Gegenwart, Stadt Gongmen
 

Die Sonne hatte den Horizont längst verlassen und thronte stolz über der Stadt Gongmen. Es war noch nicht Mittag und es herrschte schon geschäftiges Treiben an diesem Morgen. Die Bauarbeiten am Palast waren fast abgeschlossen. Nur ein paar feine Handarbeiten wurden hier und da noch durchgeführt. Und wenn, dann auch so leise, dass es keinen störte. Selbst das leise Hämmern konnte eine bestimmte Person im fünften Stock kaum aus dem Schlaf reißen. Als dann aber doch einer der Handwerker mal heftiger als gewollt draufschlug, begann die Figur sich im Bett zu regen.
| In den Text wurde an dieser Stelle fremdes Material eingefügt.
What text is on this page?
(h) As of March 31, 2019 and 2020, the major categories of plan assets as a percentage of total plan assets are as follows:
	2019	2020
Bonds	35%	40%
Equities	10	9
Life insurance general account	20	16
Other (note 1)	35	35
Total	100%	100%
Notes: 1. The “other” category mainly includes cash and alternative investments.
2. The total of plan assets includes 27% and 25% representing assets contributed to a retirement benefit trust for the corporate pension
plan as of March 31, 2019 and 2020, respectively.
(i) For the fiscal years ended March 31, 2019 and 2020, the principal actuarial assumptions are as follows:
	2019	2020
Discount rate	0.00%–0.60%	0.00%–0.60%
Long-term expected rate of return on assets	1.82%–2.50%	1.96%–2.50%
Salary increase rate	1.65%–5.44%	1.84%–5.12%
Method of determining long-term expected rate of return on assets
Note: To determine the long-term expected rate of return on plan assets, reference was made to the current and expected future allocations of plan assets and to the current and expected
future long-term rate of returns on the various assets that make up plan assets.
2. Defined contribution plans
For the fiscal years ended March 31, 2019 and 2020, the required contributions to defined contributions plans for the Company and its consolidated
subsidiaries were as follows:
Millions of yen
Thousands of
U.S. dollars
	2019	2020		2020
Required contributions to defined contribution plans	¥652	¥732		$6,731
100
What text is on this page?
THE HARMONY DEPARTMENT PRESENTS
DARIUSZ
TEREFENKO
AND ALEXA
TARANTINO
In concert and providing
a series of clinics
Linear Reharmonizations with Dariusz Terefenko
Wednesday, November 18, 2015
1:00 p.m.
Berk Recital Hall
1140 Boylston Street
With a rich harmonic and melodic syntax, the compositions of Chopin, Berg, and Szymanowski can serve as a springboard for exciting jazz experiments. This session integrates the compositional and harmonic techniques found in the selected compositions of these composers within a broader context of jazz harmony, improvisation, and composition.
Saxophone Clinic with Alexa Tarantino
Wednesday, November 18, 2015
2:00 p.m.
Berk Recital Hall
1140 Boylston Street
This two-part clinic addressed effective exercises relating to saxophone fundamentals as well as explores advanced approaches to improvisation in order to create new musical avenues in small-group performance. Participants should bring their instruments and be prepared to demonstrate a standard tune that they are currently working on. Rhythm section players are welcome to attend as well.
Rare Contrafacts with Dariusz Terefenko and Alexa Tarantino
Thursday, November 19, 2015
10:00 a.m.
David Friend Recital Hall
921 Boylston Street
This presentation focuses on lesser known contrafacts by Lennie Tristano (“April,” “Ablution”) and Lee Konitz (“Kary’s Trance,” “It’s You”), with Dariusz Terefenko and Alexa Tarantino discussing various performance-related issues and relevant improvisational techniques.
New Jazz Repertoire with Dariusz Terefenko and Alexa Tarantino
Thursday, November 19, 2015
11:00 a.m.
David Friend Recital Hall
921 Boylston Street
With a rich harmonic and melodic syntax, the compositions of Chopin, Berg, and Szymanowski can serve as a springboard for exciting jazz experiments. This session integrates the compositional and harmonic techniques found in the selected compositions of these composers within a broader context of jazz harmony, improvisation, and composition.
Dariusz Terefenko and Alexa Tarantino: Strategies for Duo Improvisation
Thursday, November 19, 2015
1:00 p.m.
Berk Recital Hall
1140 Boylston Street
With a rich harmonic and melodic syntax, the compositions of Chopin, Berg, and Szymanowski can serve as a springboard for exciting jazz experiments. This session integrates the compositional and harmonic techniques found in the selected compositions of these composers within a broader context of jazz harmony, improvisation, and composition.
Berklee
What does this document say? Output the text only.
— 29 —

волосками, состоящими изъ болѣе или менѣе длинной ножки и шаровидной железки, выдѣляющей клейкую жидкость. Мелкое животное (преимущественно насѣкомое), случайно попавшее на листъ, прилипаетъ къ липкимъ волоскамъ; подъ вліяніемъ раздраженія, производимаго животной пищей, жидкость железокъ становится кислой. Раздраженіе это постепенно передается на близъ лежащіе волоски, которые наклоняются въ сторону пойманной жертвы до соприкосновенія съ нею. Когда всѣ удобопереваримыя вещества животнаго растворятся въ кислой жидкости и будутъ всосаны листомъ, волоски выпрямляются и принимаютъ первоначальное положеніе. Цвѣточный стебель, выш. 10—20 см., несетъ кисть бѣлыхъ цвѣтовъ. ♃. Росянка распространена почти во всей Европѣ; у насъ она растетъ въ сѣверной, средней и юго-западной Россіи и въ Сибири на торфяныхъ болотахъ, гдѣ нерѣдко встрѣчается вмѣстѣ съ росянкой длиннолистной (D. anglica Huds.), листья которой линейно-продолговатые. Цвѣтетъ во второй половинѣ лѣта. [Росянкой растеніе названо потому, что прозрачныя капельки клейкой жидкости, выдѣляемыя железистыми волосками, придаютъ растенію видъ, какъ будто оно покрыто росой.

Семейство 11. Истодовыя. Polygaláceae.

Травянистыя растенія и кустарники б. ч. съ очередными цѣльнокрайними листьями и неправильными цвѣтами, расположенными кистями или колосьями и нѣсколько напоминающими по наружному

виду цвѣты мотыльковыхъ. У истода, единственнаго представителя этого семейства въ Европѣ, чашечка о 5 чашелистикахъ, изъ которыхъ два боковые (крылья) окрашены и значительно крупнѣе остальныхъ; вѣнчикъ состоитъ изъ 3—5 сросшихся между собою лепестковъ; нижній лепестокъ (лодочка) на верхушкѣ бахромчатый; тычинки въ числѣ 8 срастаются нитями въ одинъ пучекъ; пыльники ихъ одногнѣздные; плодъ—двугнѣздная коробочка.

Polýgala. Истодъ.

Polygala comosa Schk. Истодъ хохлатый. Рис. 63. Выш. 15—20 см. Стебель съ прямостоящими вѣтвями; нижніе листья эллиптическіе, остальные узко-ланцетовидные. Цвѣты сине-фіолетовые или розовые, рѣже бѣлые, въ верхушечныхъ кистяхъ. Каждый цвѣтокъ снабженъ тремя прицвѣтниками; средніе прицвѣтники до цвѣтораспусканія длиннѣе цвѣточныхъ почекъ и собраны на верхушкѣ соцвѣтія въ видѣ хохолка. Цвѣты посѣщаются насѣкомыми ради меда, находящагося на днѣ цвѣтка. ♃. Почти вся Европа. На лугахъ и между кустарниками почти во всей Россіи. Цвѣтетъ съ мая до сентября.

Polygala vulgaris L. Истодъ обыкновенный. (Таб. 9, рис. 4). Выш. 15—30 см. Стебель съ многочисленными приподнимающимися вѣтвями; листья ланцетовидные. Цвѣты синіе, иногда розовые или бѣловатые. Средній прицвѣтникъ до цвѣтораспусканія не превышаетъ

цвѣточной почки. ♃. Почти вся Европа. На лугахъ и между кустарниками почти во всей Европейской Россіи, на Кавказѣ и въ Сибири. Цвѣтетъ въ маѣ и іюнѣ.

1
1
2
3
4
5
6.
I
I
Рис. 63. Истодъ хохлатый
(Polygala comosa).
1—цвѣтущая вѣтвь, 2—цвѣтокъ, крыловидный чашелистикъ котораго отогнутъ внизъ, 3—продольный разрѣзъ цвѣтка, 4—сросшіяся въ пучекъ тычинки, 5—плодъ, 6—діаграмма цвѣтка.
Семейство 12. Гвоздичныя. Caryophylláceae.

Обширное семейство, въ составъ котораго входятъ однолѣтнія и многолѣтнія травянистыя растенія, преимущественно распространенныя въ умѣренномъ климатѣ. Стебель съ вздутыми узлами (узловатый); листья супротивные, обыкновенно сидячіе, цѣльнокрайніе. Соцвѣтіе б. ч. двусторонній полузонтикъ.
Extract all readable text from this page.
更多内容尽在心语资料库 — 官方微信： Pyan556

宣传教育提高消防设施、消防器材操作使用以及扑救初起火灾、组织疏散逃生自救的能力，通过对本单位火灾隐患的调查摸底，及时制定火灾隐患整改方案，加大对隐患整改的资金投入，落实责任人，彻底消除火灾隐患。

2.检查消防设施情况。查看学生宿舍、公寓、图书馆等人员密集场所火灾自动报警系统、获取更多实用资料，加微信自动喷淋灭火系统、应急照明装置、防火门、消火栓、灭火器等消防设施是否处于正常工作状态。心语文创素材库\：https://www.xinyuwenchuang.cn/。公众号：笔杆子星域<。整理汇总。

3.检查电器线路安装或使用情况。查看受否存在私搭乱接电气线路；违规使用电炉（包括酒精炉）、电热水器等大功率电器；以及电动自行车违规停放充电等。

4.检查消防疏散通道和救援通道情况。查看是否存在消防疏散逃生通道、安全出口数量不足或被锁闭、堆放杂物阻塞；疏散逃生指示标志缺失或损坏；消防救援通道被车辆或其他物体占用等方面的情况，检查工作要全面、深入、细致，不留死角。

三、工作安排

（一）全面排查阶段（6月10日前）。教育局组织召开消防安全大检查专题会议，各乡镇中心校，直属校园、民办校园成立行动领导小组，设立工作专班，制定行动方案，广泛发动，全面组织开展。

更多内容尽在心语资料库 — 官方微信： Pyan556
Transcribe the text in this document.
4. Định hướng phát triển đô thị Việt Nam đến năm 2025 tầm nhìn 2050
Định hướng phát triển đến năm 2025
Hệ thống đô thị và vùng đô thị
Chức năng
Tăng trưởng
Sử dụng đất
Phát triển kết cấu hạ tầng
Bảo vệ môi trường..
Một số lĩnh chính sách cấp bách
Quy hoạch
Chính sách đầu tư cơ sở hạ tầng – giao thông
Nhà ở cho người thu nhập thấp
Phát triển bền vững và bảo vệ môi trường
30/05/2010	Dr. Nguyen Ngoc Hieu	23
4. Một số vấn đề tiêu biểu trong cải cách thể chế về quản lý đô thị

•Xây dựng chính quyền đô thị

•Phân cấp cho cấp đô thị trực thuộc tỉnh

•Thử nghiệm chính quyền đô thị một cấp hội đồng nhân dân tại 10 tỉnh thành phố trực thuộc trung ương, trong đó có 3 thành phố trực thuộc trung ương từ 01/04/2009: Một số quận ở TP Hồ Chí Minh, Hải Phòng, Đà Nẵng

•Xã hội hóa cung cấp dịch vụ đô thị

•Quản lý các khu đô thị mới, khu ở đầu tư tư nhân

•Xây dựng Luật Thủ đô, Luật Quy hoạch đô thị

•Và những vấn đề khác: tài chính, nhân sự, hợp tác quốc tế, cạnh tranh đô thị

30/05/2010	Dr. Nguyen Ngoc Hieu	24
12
Müde und gähnend richtete sich der weiße Pfau auf. Sein Flügel tastete automatisch nach rechts. Doch die Bettseite neben ihm war leer. Mit einem tiefen Seufzer ließ Lord Shen sich wieder aufs Kissen nach hinten fallen und richtete seinen Blick zur Decke. Die Bemalungen des Zimmers entsprachen genau dem wie er sie als Kind in Erinnerung gehabt hatte. Es war merkwürdig, dass er es so vermisst hatte. Dabei wollte er nie Nostalgie in sich aufkommen lassen. Aber von Zeit zu Zeit passierte es doch.

Nach einer Weile tiefen Nachsinnens stieg er aus dem Bett, zog sich seine silberne Robe über und marschierte die Stufen des Palastes ins Erdgeschoss runter, wo es zur Küche ging.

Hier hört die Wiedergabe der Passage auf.